Gerard Baden-Clay, 45, was convicted in 2014 of murdering Allison’s at their Brookfield, in Brisbane’s west, in April 2012 but had the verdict downgraded to manslaughter on appeal.

Allison Baden-Clays body was found in a creek in Queensland in 2012. She was 43. Photo: Supplied

Now Allison’s cousin Jodie Dann has told Woman’s Day Gerard Baden-Clay would use baby monitors to spy on his wife, refused to let her control her own finances and regularly insulted her appeareance, while conducting a series of extra-marital affairs.

“Allison was controlled in every aspect of her life,” she said.

“He wouldn't let her have bank cards and would only give her bits of cash to spend.

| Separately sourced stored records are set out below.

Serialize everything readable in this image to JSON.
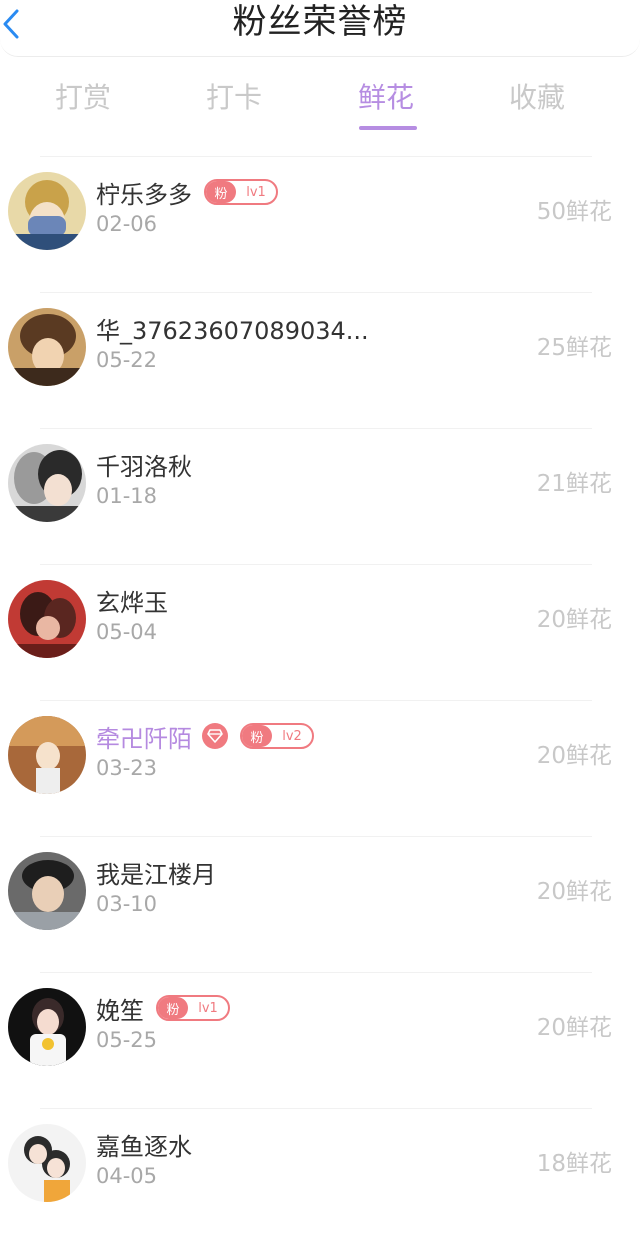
{
  "header": {
    "title": "粉丝荣誉榜",
    "back_icon": "chevron-left-icon"
  },
  "tabs": [
    {
      "label": "打赏",
      "active": false
    },
    {
      "label": "打卡",
      "active": false
    },
    {
      "label": "鲜花",
      "active": true
    },
    {
      "label": "收藏",
      "active": false
    }
  ],
  "accent_color": "#b68de2",
  "badge_color": "#f07a80",
  "rows": [
    {
      "name": "柠乐多多",
      "date": "02-06",
      "count": "50鲜花",
      "fan_label": "粉",
      "level": "lv1"
    },
    {
      "name": "华_37623607089034...",
      "date": "05-22",
      "count": "25鲜花"
    },
    {
      "name": "千羽洛秋",
      "date": "01-18",
      "count": "21鲜花"
    },
    {
      "name": "玄烨玉",
      "date": "05-04",
      "count": "20鲜花"
    },
    {
      "name": "牵卍阡陌",
      "date": "03-23",
      "count": "20鲜花",
      "fan_label": "粉",
      "level": "lv2",
      "vip_icon": "diamond-icon"
    },
    {
      "name": "我是江楼月",
      "date": "03-10",
      "count": "20鲜花"
    },
    {
      "name": "娩笙",
      "date": "05-25",
      "count": "20鲜花",
      "fan_label": "粉",
      "level": "lv1"
    },
    {
      "name": "嘉鱼逐水",
      "date": "04-05",
      "count": "18鲜花"
    }
  ]
}
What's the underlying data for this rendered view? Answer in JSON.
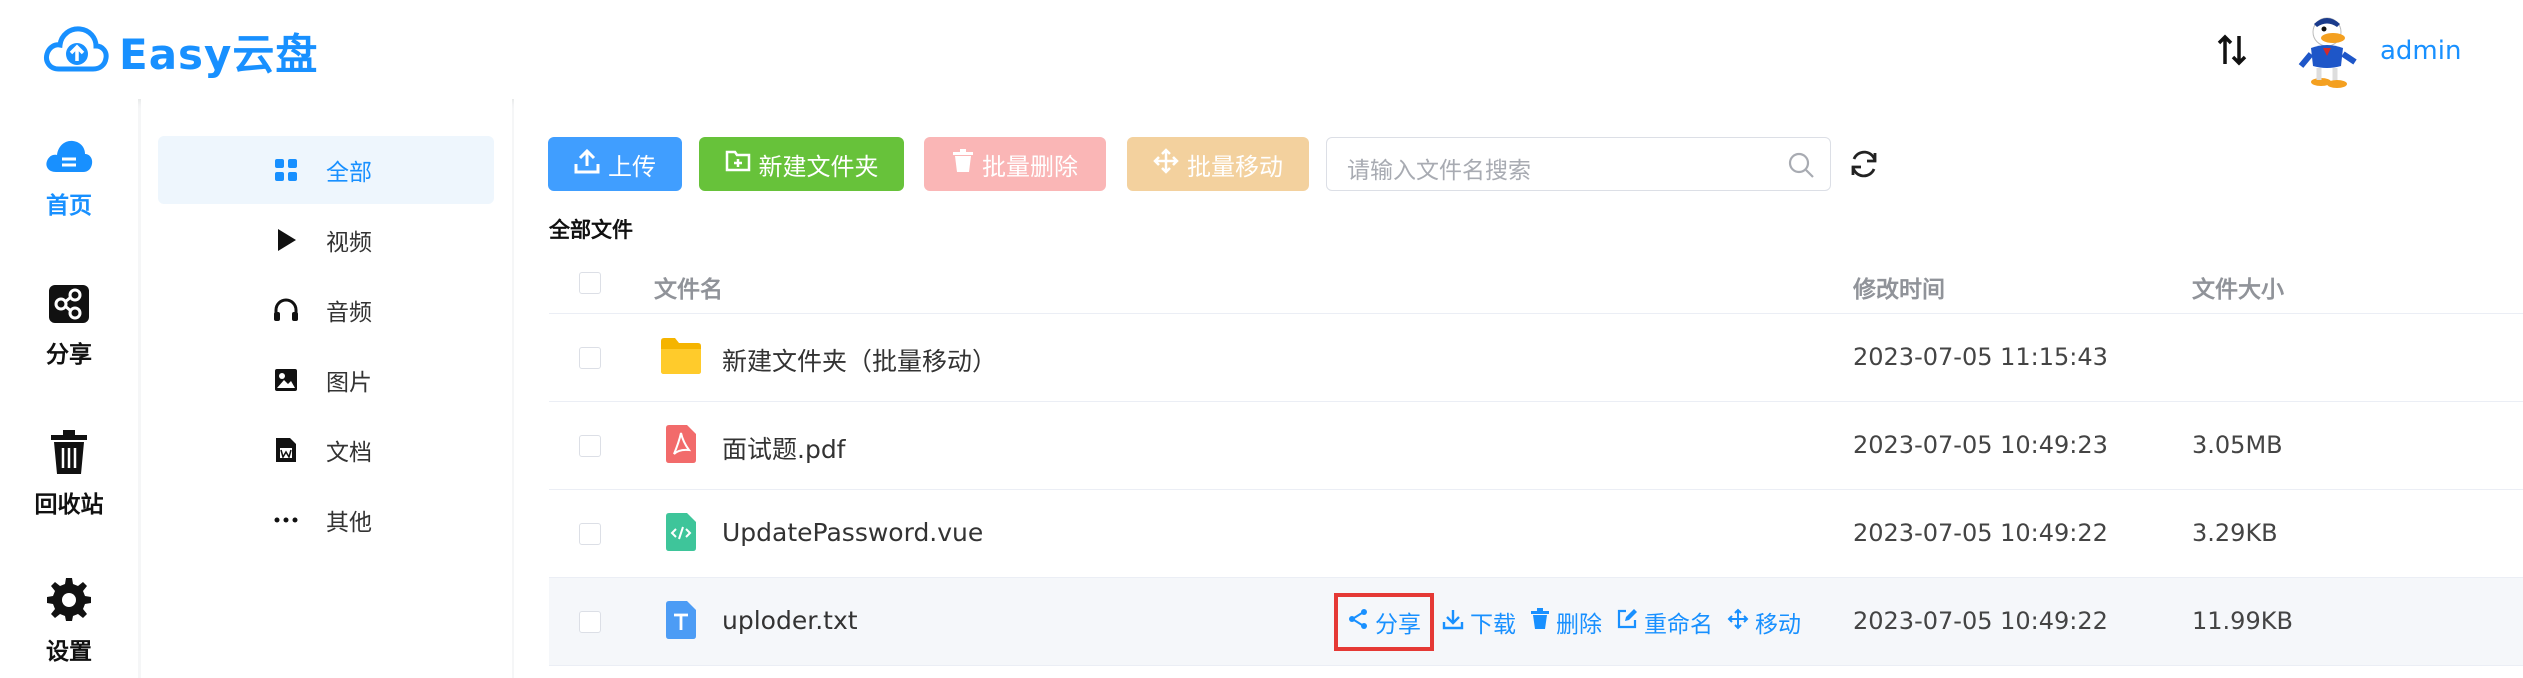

Gerard and Allison Baden-Clay. Photo: Supplied

“He was always at her about getting fat. She felt worthless and she was taunted by his infidelities.”

The body of Allison Baden-Clay was found near a creek in April 2012, 10 days after Gerard Baden-Clay reported her missing.


He was charged with her murder in June 2012 and convicted after a six-week trial in 2014. He was sentenced to life in prison before his appeal.

Queensland prosecutors are now appealing the downgrading of the conviction to manslaughter by the Court of Appeals to the full bench of the High Court.

Prosecutors argue there was no reasonable hypotheses consistent with Gerard Baden-Clay unintentionally killing his wife.

Lawyers for Gerard Baden-Clay argue Allison's death was not intentional. Photo: Supplied

A full bench of the High Court is set to hear the case on Tuesday, July 26, following the downgrading of Baden-Clay's murder conviction to manslaughter last year.

In their final document filed ahead of that hearing, Queensland prosecutors accused the defence team of spinning "imaginary possibilities".

Baden-Clay's lawyers had argued there was no proof he intended to kill his wife Allison.

"It is not permissible after the conclusion of the trial to posit imaginary possibilities to explain an embarrassing death and then to assert these have not been addressed or excluded by the prosecution," prosecution submissions, filed on Friday, stated.

Gerard Baden-Clay has remained in prison since his 2012 conviction, despite the successful appeal.